Mission trips are trips, typically short-term and often international, taken by Christians to share the Gospel with the people visited.
What types of mission trips are there?
Medical mission trips provide medical care and share the Gospel. Construction mission trips engage in building projects and share the Gospel. Sports mission trips engage the locals in sports, and share the Gospel. Musical mission trips perform music, and share the Gospel. Child care mission trips provide childcare, typically in orphanages, and share the Gospel. This list can go on.
What if there is no Gospel-sharing during the mission trips?
Then they are humanitarian - not mission - trips. Mission trips focus on the eternal destiny of the people visited by addressing their need to repent of their sins and believe the True Gospel. Humanitarian trips only address their earthly needs but leave them hell-bound.
What proportion of today's "mission trips" are actually humanitarian trips?
The majority of them. For example, a medical "mission" trip that dispenses thousands of dollars of medicines after spending tens of thousands of dollars on airfare but shrinks from sharing the Gospel for fear of offending the local religion is a costly humanitarian trip that should remember Jesus' warning, "For whoever is ashamed of Me and My words, of him the Son of Man will be ashamed when He comes in His own glory, and in His Father’s, and of the holy angels" (Luke 9:26).
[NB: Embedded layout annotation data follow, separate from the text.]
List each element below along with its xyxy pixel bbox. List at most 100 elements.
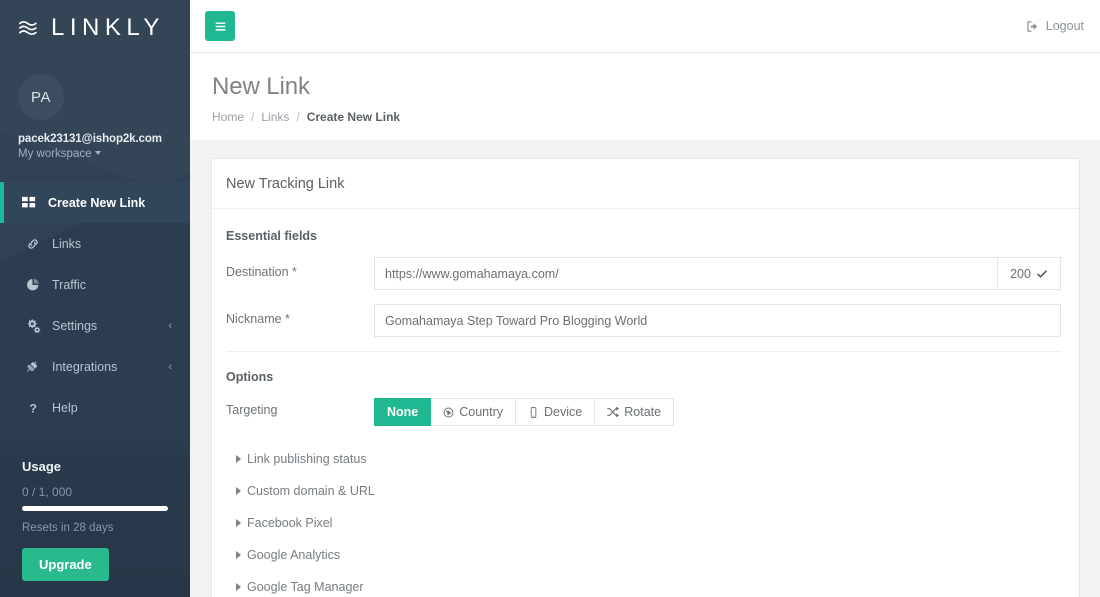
targeting-row: Targeting None Country Device Rotate	[226, 398, 1061, 426]
accordion-label: Google Analytics	[247, 548, 341, 562]
targeting-option-none[interactable]: None	[374, 398, 432, 426]
section-divider	[226, 351, 1061, 352]
profile-email: pacek23131@ishop2k.com	[18, 133, 162, 145]
sidebar-item-label: Traffic	[52, 277, 87, 292]
svg-text:?: ?	[30, 401, 37, 415]
chevron-left-icon: ‹	[168, 319, 172, 332]
hamburger-icon[interactable]	[205, 11, 235, 41]
nickname-row: Nickname *	[226, 304, 1061, 337]
workspace-label: My workspace	[18, 148, 92, 160]
usage-reset-text: Resets in 28 days	[22, 522, 114, 534]
main-area: Logout New Link Home / Links / Create Ne…	[190, 0, 1100, 597]
accordion-custom-domain-url[interactable]: Custom domain & URL	[236, 484, 1061, 498]
logout-label: Logout	[1045, 19, 1084, 33]
sidebar-item-label: Help	[52, 400, 78, 415]
sidebar-item-label: Integrations	[52, 359, 118, 374]
sidebar-item-label: Settings	[52, 318, 98, 333]
brand-name: LINKLY	[51, 14, 165, 41]
sidebar-item-settings[interactable]: Settings ‹	[0, 305, 190, 346]
targeting-option-rotate[interactable]: Rotate	[595, 398, 675, 426]
caret-right-icon	[236, 487, 241, 495]
breadcrumb-item-links[interactable]: Links	[261, 110, 289, 124]
globe-icon	[443, 407, 454, 418]
targeting-label: Targeting	[226, 403, 278, 417]
destination-label: Destination *	[226, 265, 297, 279]
targeting-option-label: Device	[544, 405, 583, 419]
targeting-option-label: None	[387, 405, 419, 419]
grid-icon	[22, 196, 39, 210]
sidebar-item-integrations[interactable]: Integrations ‹	[0, 346, 190, 387]
breadcrumb-item-home[interactable]: Home	[212, 110, 244, 124]
chevron-left-icon: ‹	[168, 360, 172, 373]
gears-icon	[26, 318, 43, 333]
plug-icon	[26, 360, 43, 374]
essential-fields-label: Essential fields	[226, 229, 318, 243]
breadcrumb-item-current: Create New Link	[306, 110, 401, 124]
sidebar-item-label: Create New Link	[48, 195, 146, 210]
usage-title: Usage	[22, 459, 62, 474]
check-icon	[1036, 268, 1048, 280]
topbar: Logout	[190, 0, 1100, 53]
upgrade-button[interactable]: Upgrade	[22, 548, 109, 581]
pie-chart-icon	[26, 278, 43, 292]
usage-panel: Usage 0 / 1, 000 Resets in 28 days Upgra…	[0, 435, 190, 597]
card-title: New Tracking Link	[212, 159, 1079, 209]
link-chain-icon	[26, 237, 43, 251]
caret-right-icon	[236, 455, 241, 463]
targeting-option-device[interactable]: Device	[516, 398, 596, 426]
accordion-google-analytics[interactable]: Google Analytics	[236, 548, 1061, 562]
content-area: New Tracking Link Essential fields Desti…	[190, 140, 1100, 597]
destination-row: Destination * 200	[226, 257, 1061, 290]
workspace-switcher[interactable]: My workspace	[18, 148, 172, 160]
sidebar-nav: Create New Link Links Traffic Settings ‹…	[0, 182, 190, 428]
profile-block: PA pacek23131@ishop2k.com My workspace	[0, 56, 190, 174]
usage-progress-bar	[22, 506, 168, 511]
sidebar-item-create-new-link[interactable]: Create New Link	[0, 182, 190, 223]
caret-right-icon	[236, 519, 241, 527]
targeting-button-group: None Country Device Rotate	[374, 398, 675, 426]
accordion-facebook-pixel[interactable]: Facebook Pixel	[236, 516, 1061, 530]
targeting-option-label: Rotate	[624, 405, 662, 419]
accordion-list: Link publishing status Custom domain & U…	[226, 452, 1061, 594]
destination-input[interactable]	[374, 257, 998, 290]
app-root: LINKLY PA pacek23131@ishop2k.com My work…	[0, 0, 1100, 597]
caret-right-icon	[236, 551, 241, 559]
question-mark-icon: ?	[26, 401, 43, 415]
logout-button[interactable]: Logout	[1026, 19, 1084, 33]
breadcrumb-separator: /	[296, 110, 300, 124]
status-badge: 200	[998, 257, 1061, 290]
waves-logo-icon	[18, 17, 40, 39]
targeting-option-label: Country	[459, 405, 504, 419]
nickname-label: Nickname *	[226, 312, 290, 326]
page-header: New Link Home / Links / Create New Link	[190, 53, 1100, 140]
breadcrumb: Home / Links / Create New Link	[212, 110, 1100, 124]
card-body: Essential fields Destination * 200	[212, 209, 1079, 597]
accordion-label: Google Tag Manager	[247, 580, 364, 594]
accordion-label: Facebook Pixel	[247, 516, 333, 530]
sidebar-item-traffic[interactable]: Traffic	[0, 264, 190, 305]
sidebar-item-links[interactable]: Links	[0, 223, 190, 264]
accordion-google-tag-manager[interactable]: Google Tag Manager	[236, 580, 1061, 594]
options-label: Options	[226, 370, 274, 384]
shuffle-icon	[607, 406, 620, 418]
avatar: PA	[18, 74, 64, 120]
new-tracking-link-card: New Tracking Link Essential fields Desti…	[211, 158, 1080, 597]
nickname-input[interactable]	[374, 304, 1061, 337]
sidebar: LINKLY PA pacek23131@ishop2k.com My work…	[0, 0, 190, 597]
accordion-link-publishing-status[interactable]: Link publishing status	[236, 452, 1061, 466]
breadcrumb-separator: /	[251, 110, 255, 124]
sign-out-icon	[1026, 20, 1039, 33]
chevron-down-icon	[94, 151, 101, 155]
sidebar-item-help[interactable]: ? Help	[0, 387, 190, 428]
destination-input-group: 200	[374, 257, 1061, 290]
page-title: New Link	[212, 73, 310, 100]
status-code: 200	[1010, 266, 1031, 281]
caret-right-icon	[236, 583, 241, 591]
brand-logo[interactable]: LINKLY	[0, 0, 190, 56]
usage-count: 0 / 1, 000	[22, 485, 73, 499]
targeting-option-country[interactable]: Country	[431, 398, 517, 426]
sidebar-item-label: Links	[52, 236, 82, 251]
nickname-input-group	[374, 304, 1061, 337]
mobile-icon	[528, 406, 539, 418]
accordion-label: Link publishing status	[247, 452, 367, 466]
Other "mission trips" are not even humanitarian trips, but sightseeing trips to visit places where non-Christians visit, including idolatrous Roman Catholic cathedrals in Europe or demon-worshipping Buddhist temples in Asia. "Mission trip" has become the label slapped on any trip taken abroad by a group of Christians for which a well-connected travel agency charges a premium and after which the tourists return home as short-term "missionaries" instead of humanitarians or sightseers.
Aren't mission trips stepping stones for some to become missionaries?
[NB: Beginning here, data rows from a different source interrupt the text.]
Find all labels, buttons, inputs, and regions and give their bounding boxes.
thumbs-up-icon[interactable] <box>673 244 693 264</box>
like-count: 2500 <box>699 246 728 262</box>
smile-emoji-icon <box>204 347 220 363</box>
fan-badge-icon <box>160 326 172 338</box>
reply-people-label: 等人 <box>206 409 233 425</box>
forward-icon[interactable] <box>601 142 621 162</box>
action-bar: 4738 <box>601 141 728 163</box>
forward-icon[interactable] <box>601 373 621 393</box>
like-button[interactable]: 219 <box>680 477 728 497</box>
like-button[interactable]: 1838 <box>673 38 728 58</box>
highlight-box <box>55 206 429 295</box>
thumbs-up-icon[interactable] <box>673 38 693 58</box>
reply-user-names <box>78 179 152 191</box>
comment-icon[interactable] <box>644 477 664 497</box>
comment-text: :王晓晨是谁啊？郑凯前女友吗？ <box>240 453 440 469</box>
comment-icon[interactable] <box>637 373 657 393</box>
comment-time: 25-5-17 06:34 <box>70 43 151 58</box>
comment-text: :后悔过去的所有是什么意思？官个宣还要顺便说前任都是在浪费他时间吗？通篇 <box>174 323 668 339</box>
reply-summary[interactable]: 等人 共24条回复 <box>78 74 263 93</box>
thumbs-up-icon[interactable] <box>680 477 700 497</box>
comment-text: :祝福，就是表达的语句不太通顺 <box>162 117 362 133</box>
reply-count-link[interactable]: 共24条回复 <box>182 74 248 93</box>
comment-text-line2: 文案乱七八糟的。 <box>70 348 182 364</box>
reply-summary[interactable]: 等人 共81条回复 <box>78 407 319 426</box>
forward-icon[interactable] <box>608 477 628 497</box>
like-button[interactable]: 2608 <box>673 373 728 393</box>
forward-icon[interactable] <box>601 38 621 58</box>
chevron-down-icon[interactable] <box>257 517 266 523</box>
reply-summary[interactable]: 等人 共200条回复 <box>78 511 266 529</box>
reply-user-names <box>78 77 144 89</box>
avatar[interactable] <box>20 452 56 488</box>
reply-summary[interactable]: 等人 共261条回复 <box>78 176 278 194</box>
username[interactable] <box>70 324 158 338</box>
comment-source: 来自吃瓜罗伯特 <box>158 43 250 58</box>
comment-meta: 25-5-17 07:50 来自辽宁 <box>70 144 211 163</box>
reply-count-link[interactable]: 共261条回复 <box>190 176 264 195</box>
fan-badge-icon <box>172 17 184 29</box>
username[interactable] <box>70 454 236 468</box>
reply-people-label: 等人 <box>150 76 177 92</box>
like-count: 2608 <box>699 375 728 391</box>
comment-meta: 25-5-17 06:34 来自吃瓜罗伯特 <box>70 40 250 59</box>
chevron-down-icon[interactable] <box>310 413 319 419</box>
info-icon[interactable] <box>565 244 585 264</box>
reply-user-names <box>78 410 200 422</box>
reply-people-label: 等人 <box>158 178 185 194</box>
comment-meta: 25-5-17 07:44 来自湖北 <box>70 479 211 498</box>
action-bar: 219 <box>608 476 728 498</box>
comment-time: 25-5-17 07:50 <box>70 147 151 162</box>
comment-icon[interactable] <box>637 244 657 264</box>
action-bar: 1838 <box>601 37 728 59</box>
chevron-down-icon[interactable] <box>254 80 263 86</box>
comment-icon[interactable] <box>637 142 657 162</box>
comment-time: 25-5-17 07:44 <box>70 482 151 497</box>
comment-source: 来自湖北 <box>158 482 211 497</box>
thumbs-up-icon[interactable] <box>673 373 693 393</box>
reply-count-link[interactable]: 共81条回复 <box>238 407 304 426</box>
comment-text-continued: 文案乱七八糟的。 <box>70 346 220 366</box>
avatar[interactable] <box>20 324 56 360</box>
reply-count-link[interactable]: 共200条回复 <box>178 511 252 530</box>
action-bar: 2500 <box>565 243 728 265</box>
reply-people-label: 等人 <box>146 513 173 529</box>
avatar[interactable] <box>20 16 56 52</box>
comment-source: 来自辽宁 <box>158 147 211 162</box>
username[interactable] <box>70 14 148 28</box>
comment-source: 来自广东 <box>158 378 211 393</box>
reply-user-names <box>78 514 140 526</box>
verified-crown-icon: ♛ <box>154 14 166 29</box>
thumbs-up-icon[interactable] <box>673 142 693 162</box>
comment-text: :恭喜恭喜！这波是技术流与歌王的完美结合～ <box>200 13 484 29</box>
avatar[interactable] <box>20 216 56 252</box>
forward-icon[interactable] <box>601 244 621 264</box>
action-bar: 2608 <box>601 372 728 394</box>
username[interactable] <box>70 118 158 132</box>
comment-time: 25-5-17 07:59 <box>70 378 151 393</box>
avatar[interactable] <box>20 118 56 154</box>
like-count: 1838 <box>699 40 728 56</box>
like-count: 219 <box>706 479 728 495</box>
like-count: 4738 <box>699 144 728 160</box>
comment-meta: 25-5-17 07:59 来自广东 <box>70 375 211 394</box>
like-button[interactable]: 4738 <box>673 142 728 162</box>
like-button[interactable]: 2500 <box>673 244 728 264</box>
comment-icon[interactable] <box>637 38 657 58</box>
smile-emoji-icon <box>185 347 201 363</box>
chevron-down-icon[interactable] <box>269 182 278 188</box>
If they are to get a taste of missionary work, they need to do what missionaries do: share the Gospel. But before paying money to share the Gospel abroad, they need to have shared the Gospel at home and integrate Gospel sharing into their everyday life, lest they develop the false impression that sharing the Gospel is what you do away from home. Also, their mission trip needs to last not a couple of weeks but several months, long enough for the initial euphoria to subside and for the cultural, linguistic, social and dietary challenges, the loneliness and other realities of the missionary life to be felt.
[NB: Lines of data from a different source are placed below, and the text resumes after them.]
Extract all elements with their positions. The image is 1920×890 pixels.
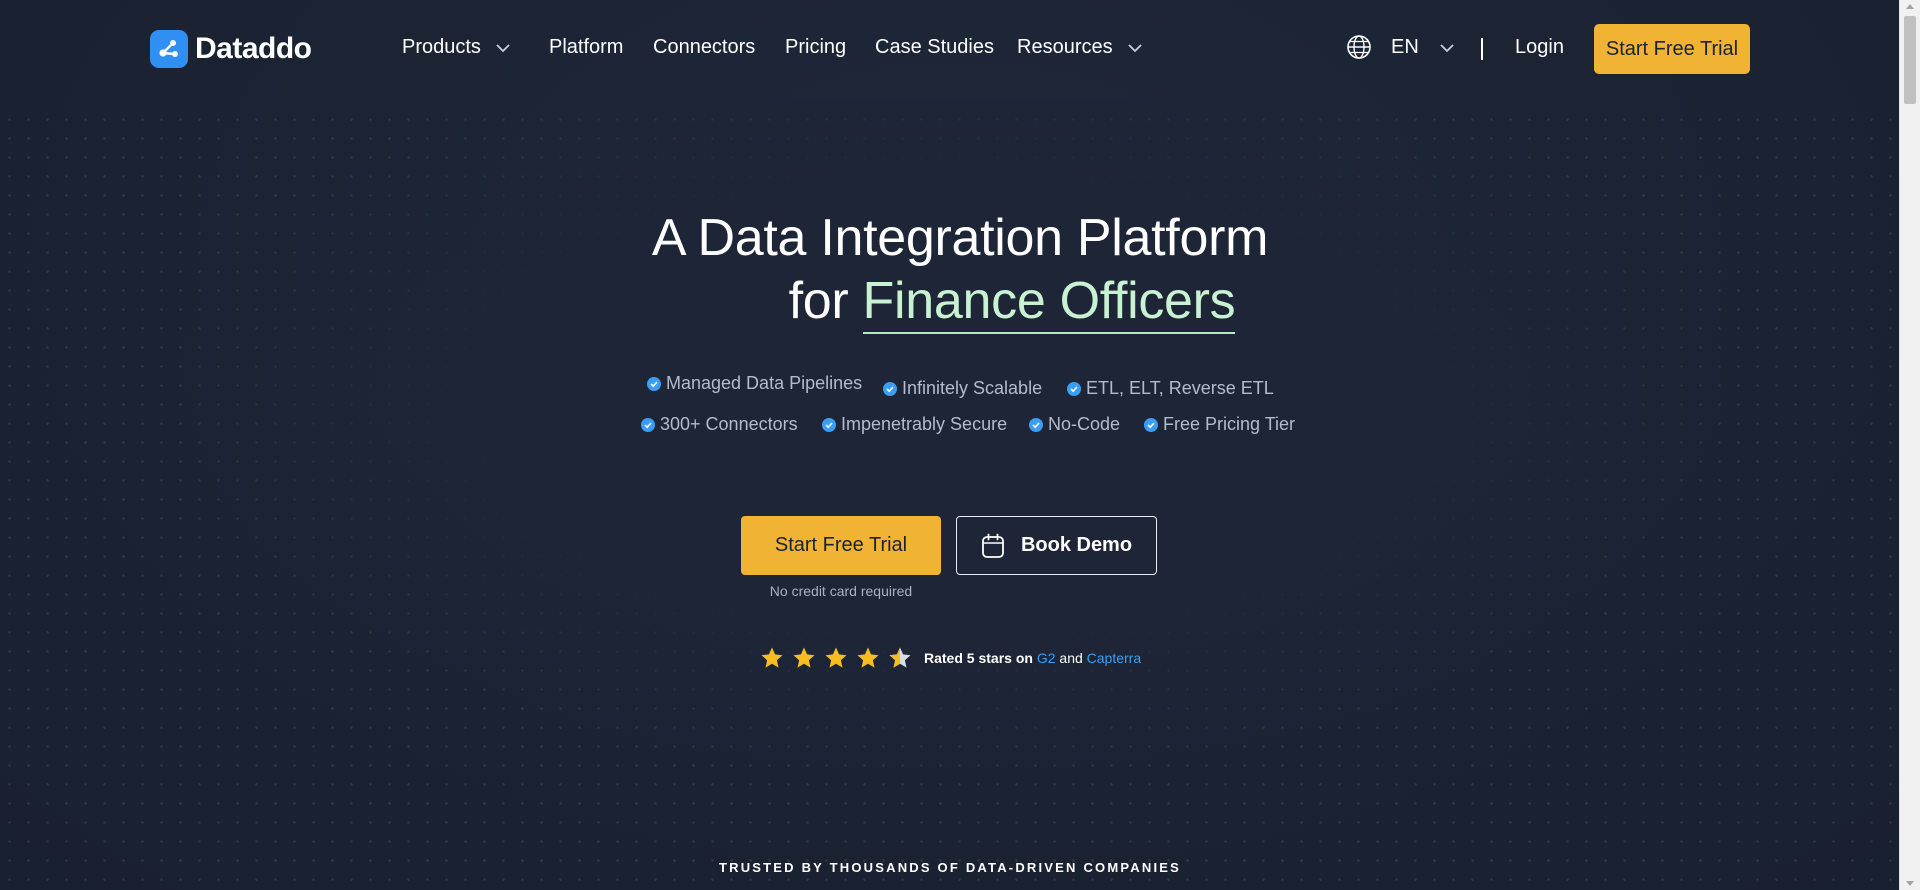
language-label: EN bbox=[1391, 36, 1419, 58]
language-selector[interactable]: EN bbox=[1391, 36, 1455, 59]
rating-joiner: and bbox=[1059, 650, 1083, 666]
nav-products-label: Products bbox=[402, 36, 481, 58]
nav-resources[interactable]: Resources bbox=[1017, 36, 1143, 59]
check-badge-icon bbox=[1029, 417, 1043, 432]
star-icon bbox=[825, 647, 847, 668]
nav-platform-label: Platform bbox=[549, 36, 624, 58]
connector-nodes-icon bbox=[150, 30, 188, 68]
book-demo-button[interactable]: Book Demo bbox=[956, 516, 1157, 575]
nav-case-studies-label: Case Studies bbox=[875, 36, 994, 58]
scrollbar-thumb[interactable] bbox=[1904, 16, 1916, 104]
hero-title-line1: A Data Integration Platform bbox=[651, 209, 1269, 267]
globe-icon[interactable] bbox=[1346, 34, 1372, 65]
feature-label: ETL, ELT, Reverse ETL bbox=[1086, 378, 1274, 398]
feature-item: ETL, ELT, Reverse ETL bbox=[1067, 378, 1274, 399]
hero-title-line2: for Finance Officers bbox=[62, 271, 1920, 334]
nav-resources-label: Resources bbox=[1017, 36, 1113, 58]
check-badge-icon bbox=[1067, 381, 1081, 396]
scroll-down-arrow-icon[interactable] bbox=[1906, 881, 1914, 886]
page-scrollbar[interactable] bbox=[1899, 0, 1920, 890]
calendar-icon bbox=[982, 533, 1004, 558]
hero-start-free-trial-button[interactable]: Start Free Trial bbox=[741, 516, 941, 575]
nav-connectors[interactable]: Connectors bbox=[653, 36, 755, 59]
chevron-down-icon bbox=[496, 43, 510, 52]
hero-title-accent: Finance Officers bbox=[862, 272, 1236, 334]
chevron-down-icon bbox=[1127, 43, 1142, 52]
brand-name: Dataddo bbox=[195, 32, 312, 65]
feature-label: No-Code bbox=[1048, 414, 1121, 434]
nav-platform[interactable]: Platform bbox=[549, 36, 623, 59]
page: Dataddo Products Platform Connectors Pri… bbox=[0, 0, 1920, 890]
star-icon bbox=[793, 647, 815, 668]
g2-link[interactable]: G2 bbox=[1037, 650, 1056, 666]
feature-label: Managed Data Pipelines bbox=[666, 373, 863, 393]
nav-case-studies[interactable]: Case Studies bbox=[875, 36, 994, 59]
nav-divider bbox=[1481, 38, 1483, 60]
feature-item: Managed Data Pipelines bbox=[647, 373, 862, 394]
check-badge-icon bbox=[641, 417, 655, 432]
feature-item: Free Pricing Tier bbox=[1144, 414, 1295, 435]
nav-products[interactable]: Products bbox=[402, 36, 511, 59]
star-icon bbox=[857, 647, 879, 668]
no-credit-card-note: No credit card required bbox=[769, 583, 913, 599]
nav-start-free-trial-button[interactable]: Start Free Trial bbox=[1594, 24, 1750, 74]
capterra-link[interactable]: Capterra bbox=[1087, 650, 1141, 666]
feature-item: Infinitely Scalable bbox=[883, 378, 1042, 399]
feature-item: 300+ Connectors bbox=[641, 414, 798, 435]
hero-title-prefix: for bbox=[788, 272, 849, 330]
book-demo-label: Book Demo bbox=[1020, 534, 1133, 556]
star-icon bbox=[761, 647, 783, 668]
feature-item: Impenetrably Secure bbox=[822, 414, 1007, 435]
nav-connectors-label: Connectors bbox=[653, 36, 756, 58]
brand-logo[interactable]: Dataddo bbox=[150, 30, 312, 68]
rating-row: Rated 5 stars on G2 and Capterra bbox=[760, 646, 1141, 670]
rating-text: Rated 5 stars on G2 and Capterra bbox=[924, 650, 1141, 666]
chevron-down-icon bbox=[1440, 43, 1454, 52]
nav-pricing-label: Pricing bbox=[785, 36, 847, 58]
scroll-up-arrow-icon[interactable] bbox=[1906, 4, 1914, 9]
feature-label: Infinitely Scalable bbox=[902, 378, 1043, 398]
top-navigation: Dataddo Products Platform Connectors Pri… bbox=[0, 0, 1900, 98]
star-half-icon bbox=[889, 647, 911, 668]
feature-label: Free Pricing Tier bbox=[1163, 414, 1296, 434]
check-badge-icon bbox=[822, 417, 836, 432]
feature-label: 300+ Connectors bbox=[660, 414, 798, 434]
trusted-heading: TRUSTED BY THOUSANDS OF DATA-DRIVEN COMP… bbox=[718, 860, 1182, 875]
check-badge-icon bbox=[647, 376, 661, 391]
feature-label: Impenetrably Secure bbox=[841, 414, 1008, 434]
nav-pricing[interactable]: Pricing bbox=[785, 36, 846, 59]
rating-prefix: Rated 5 stars on bbox=[924, 650, 1033, 666]
feature-item: No-Code bbox=[1029, 414, 1120, 435]
check-badge-icon bbox=[883, 381, 897, 396]
check-badge-icon bbox=[1144, 417, 1158, 432]
login-link[interactable]: Login bbox=[1515, 36, 1564, 59]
Don't the local Christians appreciate being visited?
They do, but not without regret. If 10 members of an American church go on a week-long "mission" trip to paint a church building in a poor country, the local Christians appreciate the paint job, but also know that if the money for the 10 international airfares had simply been given to them, they, who may be living on less than $5 per day, could have painted their church building and would have been helped a lot more by the rest of the money.